How does it work? The Green Deal is essentially a financing mechanism, aimed at reducing up-front costs of energy savings and efficiency measures for households and businesses. According to the government, these measures could include:
- insulation - eg loft or cavity wall insulation
- double glazing
- renewable energy technologies - eg solar panels or wind turbines
You then choose a 'Green Deal provider' who carries out the agreed work. The consumer faces no up-front costs (up to a probable maximum of £6.5k), with the Green Deal provider sourcing private capital. Repayments are then added to the utility bills for the property over a given amount of time, including interest. These repayments stay with the property.
Theoretically, bills would stay roughly constant as energy savings would be cancelled out by loan repayments. Once the repayments are complete, bills will be lower than they would otherwise be at that point in time (though not necessarily lower than they were at the time of initial work being done due to probably escalating energy costs in the interim).
Fuel poverty is a real problem in the UK, and it of course affects those on low-incomes. An estimated 6.5m households in the UK were left in fuel poverty over Christmas 2012 as a result of further price rises. For every 1% increase in fuel prices, another 40,000 households can be expected to enter fuel poverty. 20,000 pensioners died last year as a result of cold related illnesses.
Enter 'ECO' or the 'Energy company obligation'. According to the Department for Energy and Climate Change (DECC), the ECO is 'a government scheme designed to reduce the UK’s energy consumption and support those living in fuel poverty by funding energy efficiency improvements worth around £1.3 billion every year'. The ECO has three different strands; simplified, the ECO is an order placed on energy companies operating in the UK to financially assist those living in 'specified areas of low income' or 'private tenure properties that receive particular means-tested benefits' to install the same energy saving measures as covered in the Green Deal.
However, as Demand Energy Equality pointed out in an earlier blog post, a recent report by the Institute for Public Policy Research suggests that the design of the ECO risks missing many of those it supposedly targets. Because the costs of the ECO are passed on by the energy companies to 'the consumer' this would effectively mean that anyone not benefiting from the scheme would instead be paying for it. Failure to get this right means raising bills for those already in fuel poverty.

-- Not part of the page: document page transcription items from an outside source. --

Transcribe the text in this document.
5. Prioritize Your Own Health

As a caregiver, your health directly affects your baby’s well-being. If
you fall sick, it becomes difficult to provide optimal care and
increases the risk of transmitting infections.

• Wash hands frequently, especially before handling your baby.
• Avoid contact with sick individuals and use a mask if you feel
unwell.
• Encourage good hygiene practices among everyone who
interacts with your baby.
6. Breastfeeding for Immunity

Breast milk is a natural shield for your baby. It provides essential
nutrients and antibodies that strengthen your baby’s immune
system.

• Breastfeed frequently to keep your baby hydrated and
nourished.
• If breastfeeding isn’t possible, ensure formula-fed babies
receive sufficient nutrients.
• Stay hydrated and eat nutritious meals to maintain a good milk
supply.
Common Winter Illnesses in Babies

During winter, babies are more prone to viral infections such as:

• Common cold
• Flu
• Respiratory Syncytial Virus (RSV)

So it is far from clear that the Green Deal, even with the ECO added in, has the ability to make a serious impact on fuel poverty in the UK. There are other factors involved, such as the 'dash for gas' George Osborne is banking on, which has been the most significant factor in rising fuel bills. What is certain is that market incentives without very well designed subsidy schemes will fail to assist those most vulnerable, and may instead do harm.